In a recent interview, Scott Gerlach, the CSO and co-founder of StackHawk, shared his insights on how organizations can successfully shift their security left without causing delays in their developers’ productivity. He emphasized that achieving this requires a combination of people, processes, and technology, with tooling alone being insufficient. Gerlach offered six recommended steps that organizations can take to embark on this journey and effectively shift security left while maintaining developer velocity.
The first step Gerlach suggests is to involve the development team early in the application security (AppSec) design process. By partnering with developers in decision-making, organizations can evaluate and onboard appropriate tooling, establish fix cycles, determine how findings will be assigned and tracked, and obtain buy-in from development leadership. This collaborative approach ensures that the AppSec process is designed in a way that minimizes interruptions for developers, allowing software to be delivered promptly.
The second step is to involve the security team early in the development process. Developers should communicate the goals, business significance, data handling requirements, and intended functionality of their applications to the security team at the start of the design phase. This enables the security team to assess risk tolerance accurately and provide guidance on implementing necessary security measures, such as authentication and encryption, before the coding begins.
The third step focuses on empowering developers to help themselves. Gerlach recommends adopting tooling that facilitates developers’ understanding of identified issues, their importance, and how to reproduce them for effective resolution. Additionally, developers should be encouraged to document security decisions by triaging findings. This learning-oriented approach acknowledges that achieving perfection every time is not realistic, and organizations should aim to grow and improve together.

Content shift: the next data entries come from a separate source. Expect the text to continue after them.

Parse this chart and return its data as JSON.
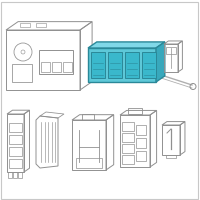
{
  "background_color": "#ffffff",
  "border_color": "#c8c8c8",
  "highlight_color": "#5ec8d8",
  "highlight_top": "#80d8e8",
  "highlight_right": "#38a8bc",
  "highlight_edge": "#2a8898",
  "line_color": "#909090",
  "line_color2": "#b0b0b0",
  "line_width": 0.7,
  "fig_width": 2.0,
  "fig_height": 2.0,
  "dpi": 100
}
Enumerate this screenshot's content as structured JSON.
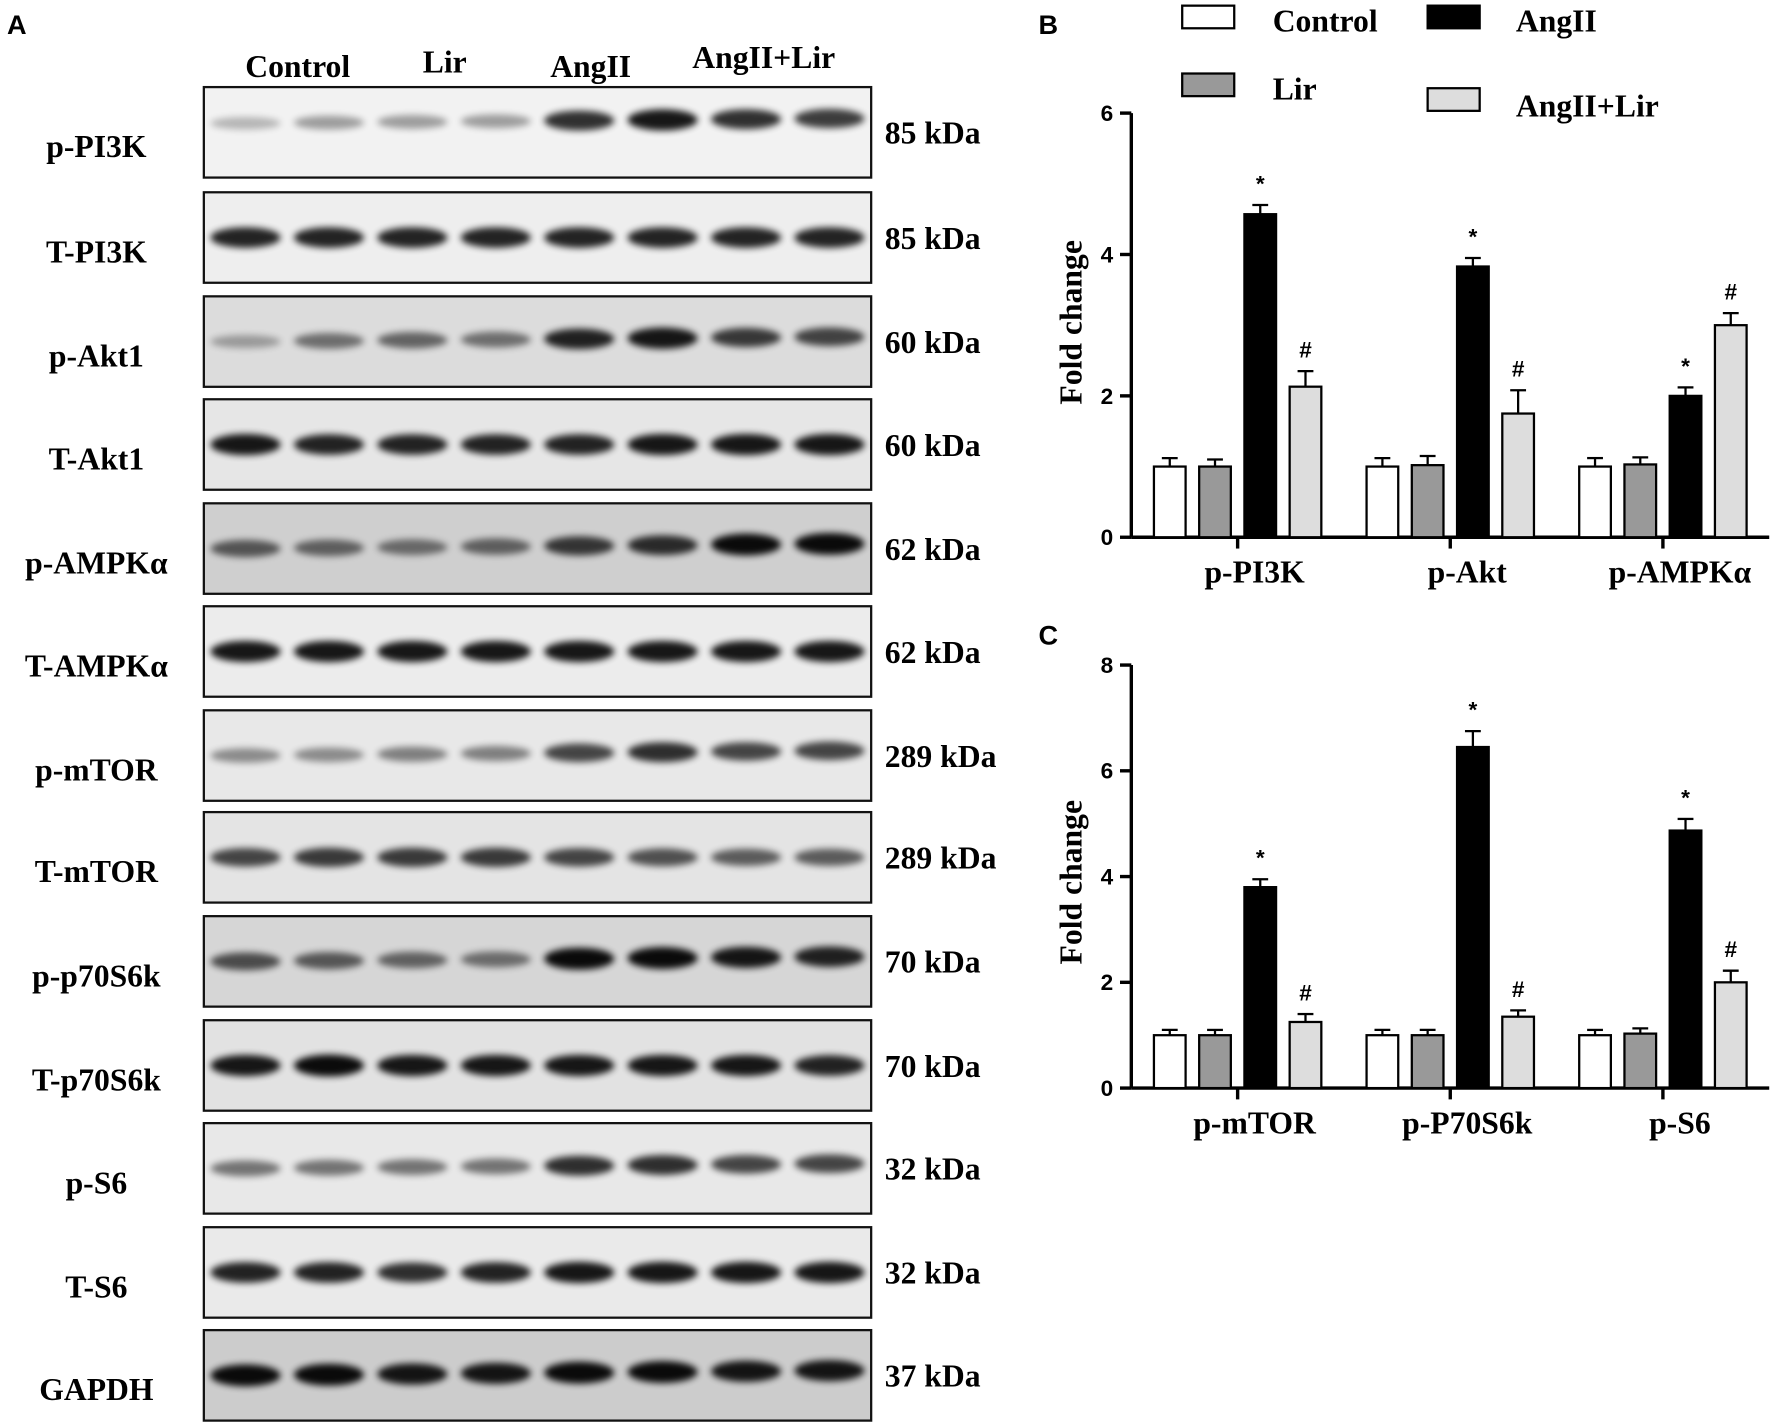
{
  "blot": {
    "panel": "A",
    "lanes": [
      "Control",
      "Lir",
      "AngII",
      "AngII+Lir"
    ],
    "rows": [
      {
        "name": "p-PI3K",
        "weight": "85 kDa"
      },
      {
        "name": "T-PI3K",
        "weight": "85 kDa"
      },
      {
        "name": "p-Akt1",
        "weight": "60 kDa"
      },
      {
        "name": "T-Akt1",
        "weight": "60 kDa"
      },
      {
        "name": "p-AMPKα",
        "weight": "62 kDa"
      },
      {
        "name": "T-AMPKα",
        "weight": "62 kDa"
      },
      {
        "name": "p-mTOR",
        "weight": "289 kDa"
      },
      {
        "name": "T-mTOR",
        "weight": "289 kDa"
      },
      {
        "name": "p-p70S6k",
        "weight": "70 kDa"
      },
      {
        "name": "T-p70S6k",
        "weight": "70 kDa"
      },
      {
        "name": "p-S6",
        "weight": "32 kDa"
      },
      {
        "name": "T-S6",
        "weight": "32 kDa"
      },
      {
        "name": "GAPDH",
        "weight": "37 kDa"
      }
    ]
  },
  "chart_data": [
    {
      "type": "bar",
      "panel": "B",
      "y_label": "Fold change",
      "legend": true,
      "categories": [
        "p-PI3K",
        "p-Akt",
        "p-AMPKα"
      ],
      "ylim": [
        0,
        6
      ],
      "yticks": [
        0,
        2,
        4,
        6
      ],
      "series": [
        {
          "name": "Control",
          "color": "#ffffff",
          "values": [
            1,
            1,
            1
          ],
          "errors": [
            0.12,
            0.12,
            0.12
          ]
        },
        {
          "name": "Lir",
          "color": "#999999",
          "values": [
            1,
            1.02,
            1.03
          ],
          "errors": [
            0.1,
            0.13,
            0.1
          ]
        },
        {
          "name": "AngII",
          "color": "#000000",
          "values": [
            4.57,
            3.83,
            2.0
          ],
          "errors": [
            0.13,
            0.12,
            0.12
          ],
          "markers": [
            "*",
            "*",
            "*"
          ]
        },
        {
          "name": "AngII+Lir",
          "color": "#dddddd",
          "values": [
            2.13,
            1.75,
            3.0
          ],
          "errors": [
            0.22,
            0.33,
            0.17
          ],
          "markers": [
            "#",
            "#",
            "#"
          ]
        }
      ]
    },
    {
      "type": "bar",
      "panel": "C",
      "y_label": "Fold change",
      "legend": false,
      "categories": [
        "p-mTOR",
        "p-P70S6k",
        "p-S6"
      ],
      "ylim": [
        0,
        8
      ],
      "yticks": [
        0,
        2,
        4,
        6,
        8
      ],
      "series": [
        {
          "color": "#ffffff",
          "values": [
            1,
            1,
            1
          ],
          "errors": [
            0.1,
            0.1,
            0.1
          ]
        },
        {
          "color": "#999999",
          "values": [
            1,
            1,
            1.03
          ],
          "errors": [
            0.1,
            0.1,
            0.1
          ]
        },
        {
          "color": "#000000",
          "values": [
            3.8,
            6.45,
            4.87
          ],
          "errors": [
            0.15,
            0.3,
            0.22
          ],
          "markers": [
            "*",
            "*",
            "*"
          ]
        },
        {
          "color": "#dddddd",
          "values": [
            1.25,
            1.35,
            2.0
          ],
          "errors": [
            0.15,
            0.12,
            0.22
          ],
          "markers": [
            "#",
            "#",
            "#"
          ]
        }
      ]
    }
  ]
}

To further enhance developer capabilities, Gerlach suggests providing targeted security training. Leveraging the documented decisions made by developers, organizations can identify patterns within the context of their code and prioritize relevant training. This personalized approach allows for a more focused and impactful learning experience, such as addressing recurring cross-site scripting (XSS) errors in specific code segments.
Automation plays a vital role in the fourth step, which is automating security testing in continuous integration and continuous deployment (CI/CD) pipelines. By integrating security testing alongside other automated software tests, organizations can ensure that security becomes an integral part of the development process. Gerlach advises starting with automating tests for common web application threats like injection attacks, sensitive data exposure, and XSS vulnerabilities.
The final step emphasizes the importance of collaboration among development, security, and operations teams. Instead of merely passing vulnerability reports between teams, organizations should establish a foundation for effective teamwork. By implementing the previous steps, teams can work together to identify potential security risks and develop strategies to mitigate them. This collaborative approach creates a culture of shared responsibility and empowers all stakeholders to actively contribute to maintaining the organization’s security posture.
Gerlach’s recommendations provide a comprehensive framework for organizations looking to prioritize security without impeding their developers’ productivity. By engaging developers early in the AppSec process, involving the security team from the start, enabling self-help through tooling and documentation, providing targeted training, automating security testing, and fostering collaboration among teams, organizations can successfully shift security left while maintaining the speed and agility necessary for effective software development.